Interview : Mr Live (07-2007)

Peux-tu nous faire une petite rétrospective de ton parcours?

Je viens de Brooklyn, plus exactement des projects de Fort Green. J’ai découvert le hip-hop avec Rakim, Big Daddy Kane, Chub Rock, MC Lyte, Mc Shan etc… Au début des années 90, j’évoluais dans un groupe du nom de Balcrayn et puis la signature n’a rien donné. Deux ans après, l’album n’était toujours pas sorti.

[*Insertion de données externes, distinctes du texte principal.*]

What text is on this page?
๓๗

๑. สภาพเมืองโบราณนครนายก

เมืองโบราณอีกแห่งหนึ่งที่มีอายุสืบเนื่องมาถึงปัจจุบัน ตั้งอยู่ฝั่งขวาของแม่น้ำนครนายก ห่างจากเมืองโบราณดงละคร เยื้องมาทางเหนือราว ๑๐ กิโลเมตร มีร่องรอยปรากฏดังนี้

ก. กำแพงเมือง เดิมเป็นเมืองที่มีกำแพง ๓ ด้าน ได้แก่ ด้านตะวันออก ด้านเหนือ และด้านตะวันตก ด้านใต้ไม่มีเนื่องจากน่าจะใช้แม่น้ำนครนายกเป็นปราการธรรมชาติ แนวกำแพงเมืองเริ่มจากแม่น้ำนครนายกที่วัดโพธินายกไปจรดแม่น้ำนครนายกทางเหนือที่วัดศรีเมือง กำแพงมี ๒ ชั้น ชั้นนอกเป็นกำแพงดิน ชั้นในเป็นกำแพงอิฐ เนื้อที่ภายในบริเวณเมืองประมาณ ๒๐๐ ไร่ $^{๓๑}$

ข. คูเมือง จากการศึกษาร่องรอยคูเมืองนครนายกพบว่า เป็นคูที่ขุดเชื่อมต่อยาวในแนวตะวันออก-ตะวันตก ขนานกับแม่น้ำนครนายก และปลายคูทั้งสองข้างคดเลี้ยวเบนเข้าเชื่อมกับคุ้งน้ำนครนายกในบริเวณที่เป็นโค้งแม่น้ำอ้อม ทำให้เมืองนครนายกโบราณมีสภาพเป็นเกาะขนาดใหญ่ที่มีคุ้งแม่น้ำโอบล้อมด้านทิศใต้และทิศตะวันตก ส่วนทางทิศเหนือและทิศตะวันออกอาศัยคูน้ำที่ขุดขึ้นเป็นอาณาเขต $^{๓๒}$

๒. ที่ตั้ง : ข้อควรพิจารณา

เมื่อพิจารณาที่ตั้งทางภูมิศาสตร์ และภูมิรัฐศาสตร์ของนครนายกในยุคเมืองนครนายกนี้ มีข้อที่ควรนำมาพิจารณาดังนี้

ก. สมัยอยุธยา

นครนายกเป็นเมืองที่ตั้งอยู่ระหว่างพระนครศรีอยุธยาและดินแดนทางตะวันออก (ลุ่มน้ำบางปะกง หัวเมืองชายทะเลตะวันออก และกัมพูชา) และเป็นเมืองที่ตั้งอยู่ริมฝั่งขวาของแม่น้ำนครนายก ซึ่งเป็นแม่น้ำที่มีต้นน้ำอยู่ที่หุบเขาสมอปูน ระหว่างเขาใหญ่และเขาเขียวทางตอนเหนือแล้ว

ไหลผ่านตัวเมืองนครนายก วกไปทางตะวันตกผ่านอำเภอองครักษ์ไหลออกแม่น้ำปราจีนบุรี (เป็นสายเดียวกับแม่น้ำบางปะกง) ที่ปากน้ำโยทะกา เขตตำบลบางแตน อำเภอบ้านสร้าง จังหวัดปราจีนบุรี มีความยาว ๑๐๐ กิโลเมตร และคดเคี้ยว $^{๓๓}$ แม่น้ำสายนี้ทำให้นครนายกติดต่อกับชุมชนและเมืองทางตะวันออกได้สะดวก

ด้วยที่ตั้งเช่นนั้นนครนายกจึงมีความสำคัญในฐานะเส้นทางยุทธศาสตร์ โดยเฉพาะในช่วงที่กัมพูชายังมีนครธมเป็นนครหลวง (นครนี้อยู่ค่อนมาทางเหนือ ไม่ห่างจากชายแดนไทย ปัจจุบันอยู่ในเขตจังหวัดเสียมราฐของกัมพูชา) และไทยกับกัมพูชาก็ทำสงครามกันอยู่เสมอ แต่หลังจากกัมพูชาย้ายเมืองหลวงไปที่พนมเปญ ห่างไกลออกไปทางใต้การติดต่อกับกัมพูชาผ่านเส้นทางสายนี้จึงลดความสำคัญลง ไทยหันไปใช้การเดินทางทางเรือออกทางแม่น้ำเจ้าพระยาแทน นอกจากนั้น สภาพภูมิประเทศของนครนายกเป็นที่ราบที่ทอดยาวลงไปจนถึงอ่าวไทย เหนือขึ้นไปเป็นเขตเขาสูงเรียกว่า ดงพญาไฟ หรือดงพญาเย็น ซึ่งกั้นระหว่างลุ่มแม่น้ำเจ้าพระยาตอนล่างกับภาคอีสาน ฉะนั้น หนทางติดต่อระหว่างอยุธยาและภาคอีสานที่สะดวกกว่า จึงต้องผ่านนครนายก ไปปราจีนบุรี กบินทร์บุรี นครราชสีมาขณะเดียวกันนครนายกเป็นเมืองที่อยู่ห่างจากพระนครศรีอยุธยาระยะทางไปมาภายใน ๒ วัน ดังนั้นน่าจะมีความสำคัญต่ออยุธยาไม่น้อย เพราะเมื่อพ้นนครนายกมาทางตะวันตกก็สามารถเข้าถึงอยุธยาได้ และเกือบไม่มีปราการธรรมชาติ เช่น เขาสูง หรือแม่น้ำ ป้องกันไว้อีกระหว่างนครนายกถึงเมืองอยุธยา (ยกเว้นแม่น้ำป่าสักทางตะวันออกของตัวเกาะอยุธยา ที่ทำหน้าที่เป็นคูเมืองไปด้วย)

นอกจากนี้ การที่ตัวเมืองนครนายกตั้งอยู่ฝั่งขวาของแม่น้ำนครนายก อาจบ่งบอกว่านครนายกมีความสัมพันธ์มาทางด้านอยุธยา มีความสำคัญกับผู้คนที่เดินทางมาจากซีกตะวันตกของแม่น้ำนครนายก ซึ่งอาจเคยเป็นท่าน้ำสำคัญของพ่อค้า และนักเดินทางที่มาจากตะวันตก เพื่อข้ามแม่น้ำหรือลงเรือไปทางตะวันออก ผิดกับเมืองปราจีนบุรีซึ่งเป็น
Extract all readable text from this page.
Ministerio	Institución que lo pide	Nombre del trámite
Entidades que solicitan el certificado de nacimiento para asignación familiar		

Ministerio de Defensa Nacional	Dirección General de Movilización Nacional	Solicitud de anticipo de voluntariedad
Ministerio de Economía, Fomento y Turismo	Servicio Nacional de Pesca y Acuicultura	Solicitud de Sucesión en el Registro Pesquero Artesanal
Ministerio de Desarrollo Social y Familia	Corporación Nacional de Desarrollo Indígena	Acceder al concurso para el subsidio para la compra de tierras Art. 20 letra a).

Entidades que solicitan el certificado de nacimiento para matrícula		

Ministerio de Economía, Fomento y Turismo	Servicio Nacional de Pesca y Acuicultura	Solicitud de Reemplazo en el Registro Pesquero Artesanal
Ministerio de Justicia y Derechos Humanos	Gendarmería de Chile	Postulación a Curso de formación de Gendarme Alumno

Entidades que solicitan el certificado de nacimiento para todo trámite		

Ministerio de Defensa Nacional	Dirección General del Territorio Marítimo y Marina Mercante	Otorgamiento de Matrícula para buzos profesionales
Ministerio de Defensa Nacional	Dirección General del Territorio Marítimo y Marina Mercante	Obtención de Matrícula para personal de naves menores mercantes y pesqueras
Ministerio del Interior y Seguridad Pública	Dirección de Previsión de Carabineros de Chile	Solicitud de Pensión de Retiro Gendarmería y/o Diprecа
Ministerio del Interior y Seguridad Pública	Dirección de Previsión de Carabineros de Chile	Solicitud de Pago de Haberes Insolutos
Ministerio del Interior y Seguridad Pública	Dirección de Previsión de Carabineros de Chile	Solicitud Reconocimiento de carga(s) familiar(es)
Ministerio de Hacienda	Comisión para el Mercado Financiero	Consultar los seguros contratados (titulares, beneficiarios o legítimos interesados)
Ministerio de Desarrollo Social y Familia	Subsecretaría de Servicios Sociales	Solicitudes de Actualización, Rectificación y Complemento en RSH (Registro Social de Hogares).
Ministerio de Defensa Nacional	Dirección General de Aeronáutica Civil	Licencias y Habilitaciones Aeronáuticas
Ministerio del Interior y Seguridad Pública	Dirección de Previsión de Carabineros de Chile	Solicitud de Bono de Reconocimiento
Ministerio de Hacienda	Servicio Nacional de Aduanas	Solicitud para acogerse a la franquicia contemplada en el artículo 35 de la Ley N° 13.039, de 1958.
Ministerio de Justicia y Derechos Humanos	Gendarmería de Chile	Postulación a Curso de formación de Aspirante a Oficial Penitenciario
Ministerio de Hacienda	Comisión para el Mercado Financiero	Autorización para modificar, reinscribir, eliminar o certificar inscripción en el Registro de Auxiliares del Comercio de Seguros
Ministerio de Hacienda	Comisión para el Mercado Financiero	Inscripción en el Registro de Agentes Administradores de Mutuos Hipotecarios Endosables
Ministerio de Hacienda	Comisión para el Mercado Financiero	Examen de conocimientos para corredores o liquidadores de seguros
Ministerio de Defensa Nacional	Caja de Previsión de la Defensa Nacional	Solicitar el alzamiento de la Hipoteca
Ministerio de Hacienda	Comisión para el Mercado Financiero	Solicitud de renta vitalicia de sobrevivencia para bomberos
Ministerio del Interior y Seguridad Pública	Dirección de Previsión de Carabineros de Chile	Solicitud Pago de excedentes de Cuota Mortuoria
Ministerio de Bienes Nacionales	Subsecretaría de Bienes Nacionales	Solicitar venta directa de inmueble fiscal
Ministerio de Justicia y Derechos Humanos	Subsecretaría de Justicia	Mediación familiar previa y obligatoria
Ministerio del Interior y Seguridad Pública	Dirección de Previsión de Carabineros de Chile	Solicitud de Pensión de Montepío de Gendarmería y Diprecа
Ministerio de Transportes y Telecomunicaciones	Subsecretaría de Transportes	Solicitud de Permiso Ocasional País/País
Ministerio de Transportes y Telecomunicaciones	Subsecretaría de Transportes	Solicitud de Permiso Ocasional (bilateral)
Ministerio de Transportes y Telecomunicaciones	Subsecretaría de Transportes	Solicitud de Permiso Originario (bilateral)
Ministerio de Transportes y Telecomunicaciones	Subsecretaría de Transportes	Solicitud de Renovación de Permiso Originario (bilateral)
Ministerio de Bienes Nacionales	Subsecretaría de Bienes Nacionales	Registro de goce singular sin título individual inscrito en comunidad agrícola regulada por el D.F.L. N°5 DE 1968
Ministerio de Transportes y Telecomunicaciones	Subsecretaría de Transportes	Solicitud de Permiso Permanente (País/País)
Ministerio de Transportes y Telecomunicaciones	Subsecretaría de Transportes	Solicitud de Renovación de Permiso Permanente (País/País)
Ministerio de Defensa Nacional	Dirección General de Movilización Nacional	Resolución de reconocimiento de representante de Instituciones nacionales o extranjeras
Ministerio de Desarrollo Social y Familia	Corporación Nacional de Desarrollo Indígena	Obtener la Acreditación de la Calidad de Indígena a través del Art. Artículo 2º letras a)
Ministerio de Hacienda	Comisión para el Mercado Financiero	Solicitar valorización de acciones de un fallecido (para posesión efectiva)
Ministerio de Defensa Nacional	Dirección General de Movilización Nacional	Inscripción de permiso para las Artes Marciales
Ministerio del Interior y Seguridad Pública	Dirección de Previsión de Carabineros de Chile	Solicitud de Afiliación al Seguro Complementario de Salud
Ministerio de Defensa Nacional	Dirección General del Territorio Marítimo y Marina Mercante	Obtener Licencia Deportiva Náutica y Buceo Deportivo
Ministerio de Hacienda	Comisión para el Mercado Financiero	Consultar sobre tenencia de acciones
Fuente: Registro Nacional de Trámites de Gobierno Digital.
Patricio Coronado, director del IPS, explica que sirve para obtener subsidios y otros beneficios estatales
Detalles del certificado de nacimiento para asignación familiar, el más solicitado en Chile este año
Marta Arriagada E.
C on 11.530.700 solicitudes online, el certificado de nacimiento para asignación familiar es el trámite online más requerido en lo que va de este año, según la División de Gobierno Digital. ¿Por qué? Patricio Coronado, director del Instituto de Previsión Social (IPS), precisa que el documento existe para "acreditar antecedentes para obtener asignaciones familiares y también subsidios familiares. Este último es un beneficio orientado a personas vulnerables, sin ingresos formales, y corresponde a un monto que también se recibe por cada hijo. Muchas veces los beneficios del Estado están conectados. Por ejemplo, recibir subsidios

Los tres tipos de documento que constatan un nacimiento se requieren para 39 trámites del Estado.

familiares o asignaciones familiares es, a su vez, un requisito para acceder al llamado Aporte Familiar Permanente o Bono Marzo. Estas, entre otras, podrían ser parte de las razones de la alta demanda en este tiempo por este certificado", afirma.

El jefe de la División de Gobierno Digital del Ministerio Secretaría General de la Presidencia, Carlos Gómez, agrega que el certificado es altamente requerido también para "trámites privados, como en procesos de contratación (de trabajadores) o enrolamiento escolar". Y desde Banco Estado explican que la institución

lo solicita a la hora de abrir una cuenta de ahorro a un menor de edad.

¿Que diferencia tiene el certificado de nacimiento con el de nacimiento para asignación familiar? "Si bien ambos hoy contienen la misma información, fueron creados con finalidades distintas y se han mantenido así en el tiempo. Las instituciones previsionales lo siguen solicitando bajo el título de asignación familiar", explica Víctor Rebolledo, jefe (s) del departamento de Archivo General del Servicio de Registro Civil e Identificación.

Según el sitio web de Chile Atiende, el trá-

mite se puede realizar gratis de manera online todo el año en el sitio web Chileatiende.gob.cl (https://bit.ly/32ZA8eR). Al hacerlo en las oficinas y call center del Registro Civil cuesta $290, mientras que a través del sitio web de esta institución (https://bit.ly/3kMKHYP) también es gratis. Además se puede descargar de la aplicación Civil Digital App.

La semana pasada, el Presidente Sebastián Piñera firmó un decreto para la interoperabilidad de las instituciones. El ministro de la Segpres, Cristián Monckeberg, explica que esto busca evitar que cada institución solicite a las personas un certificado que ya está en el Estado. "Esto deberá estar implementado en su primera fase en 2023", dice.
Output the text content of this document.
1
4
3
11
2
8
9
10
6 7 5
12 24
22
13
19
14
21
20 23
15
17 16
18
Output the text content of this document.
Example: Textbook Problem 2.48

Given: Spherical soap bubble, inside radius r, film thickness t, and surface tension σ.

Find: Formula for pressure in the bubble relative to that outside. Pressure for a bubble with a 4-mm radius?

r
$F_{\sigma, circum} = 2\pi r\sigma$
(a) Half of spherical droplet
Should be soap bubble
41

Comment es-tu passé de Balcrayn à E and J?

Mr Live

Avec Balcrayn, nous avions beaucoup tourné et ouvert pour pas mal de groupes comme Pete Rock and CL Smooth, Rakim, Leaders Of The New School, Gangstarr, EPMD… et rien de plus ne se passait concernant l’enregistrement d’un disque. Les motivations étaient différentes et nous étions attachés par un contrat. Je connaissais un mec qui partageait mon délire. Il s’appelait Equality. On s’est alors rebaptisé E and J. À partir de là, en 1994, on a tourné pas mal et on a enchaîné les démos.

Qu’est-ce qui t’a ensuite motivé à évoluer en solo?

J’ai commencé à me lancer en solo en 1995. Ça s’est fait comme ça. On était bons et il n’y avait pas de divergences artistiques, mais j’étais vraiment le plus investi. J’enchaînais les soirées et les open mics. Tout était bon et prétexte pour monter sur scène et me faire remarquer. À cette période, j’ai rencontré pas mal de monde, j’ai croisé Tony Bones lors d’un concert au Village Gate pendant un open mic, on s’est recroisé une autre fois vers Kenny’s Castaways street et on a décidé d’avancer ensemble. On a fait quelques morceaux et notamment « Rhytm And Ism ». Pour la petite histoire, c’est Prince Po de Organized Konfusion qui avait fait la prod. Beaucoup le connaissent comme rappeur, moins comme producteur. On a enregistré au Chung King Studios et on a envoyé ça aux college radios. D’une certaine manière, ce fut le début de ma carrière solo.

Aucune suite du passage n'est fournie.